Ticker | No of HFs with positions | Total Value of HF Positions (x1000) | Change in HF Position |
---|---|---|---|
SBNY | 36 | 649446 | 0 |
MPW | 13 | 220718 | -3 |
TGE | 11 | 36489 | 3 |
JLL | 23 | 940107 | 4 |
Average | 20.75 | 461690 | 1 |
View table here if you experience formatting issues.

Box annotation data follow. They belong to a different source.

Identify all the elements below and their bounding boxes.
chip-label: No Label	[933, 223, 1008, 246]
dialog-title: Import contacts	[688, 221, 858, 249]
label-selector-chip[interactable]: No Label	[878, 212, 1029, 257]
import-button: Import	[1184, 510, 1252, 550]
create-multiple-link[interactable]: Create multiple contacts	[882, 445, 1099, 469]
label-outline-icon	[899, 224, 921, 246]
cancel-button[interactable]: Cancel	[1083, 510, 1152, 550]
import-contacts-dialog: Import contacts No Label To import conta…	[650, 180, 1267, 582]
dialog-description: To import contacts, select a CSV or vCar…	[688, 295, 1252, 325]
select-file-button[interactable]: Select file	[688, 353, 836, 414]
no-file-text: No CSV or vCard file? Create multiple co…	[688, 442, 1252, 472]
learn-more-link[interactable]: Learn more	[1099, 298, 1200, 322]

As you can see these stocks had an average of 20.75 hedge funds with bullish positions and the average amount invested in these stocks was $462 million. That figure was $622 million in HRC’s case. Signature Bank (NASDAQ:SBNY) is the most popular stock in this table. On the other hand Tallgrass Energy, LP (NYSE:TGE) is the least popular one with only 11 bullish hedge fund positions. Hill-Rom Holdings, Inc. (NYSE:HRC) is not the most popular stock in this group but hedge fund interest is still above average. This is a slightly positive signal but we’d rather spend our time researching stocks that hedge funds are piling on. Our calculations showed that top 20 most popular stocks among hedge funds returned 1.9% in Q2 through May 30th and outperformed the S&P 500 ETF (SPY) by more than 3 percentage points. Unfortunately HRC wasn’t nearly as popular as these 20 stocks and hedge funds that were betting on HRC were disappointed as the stock returned -9% during the same period and underperformed the market. If you are interested in investing in large cap stocks with huge upside potential, you should check out the top 20 most popular stocks among hedge funds as 13 of these stocks already outperformed the market so far in Q2.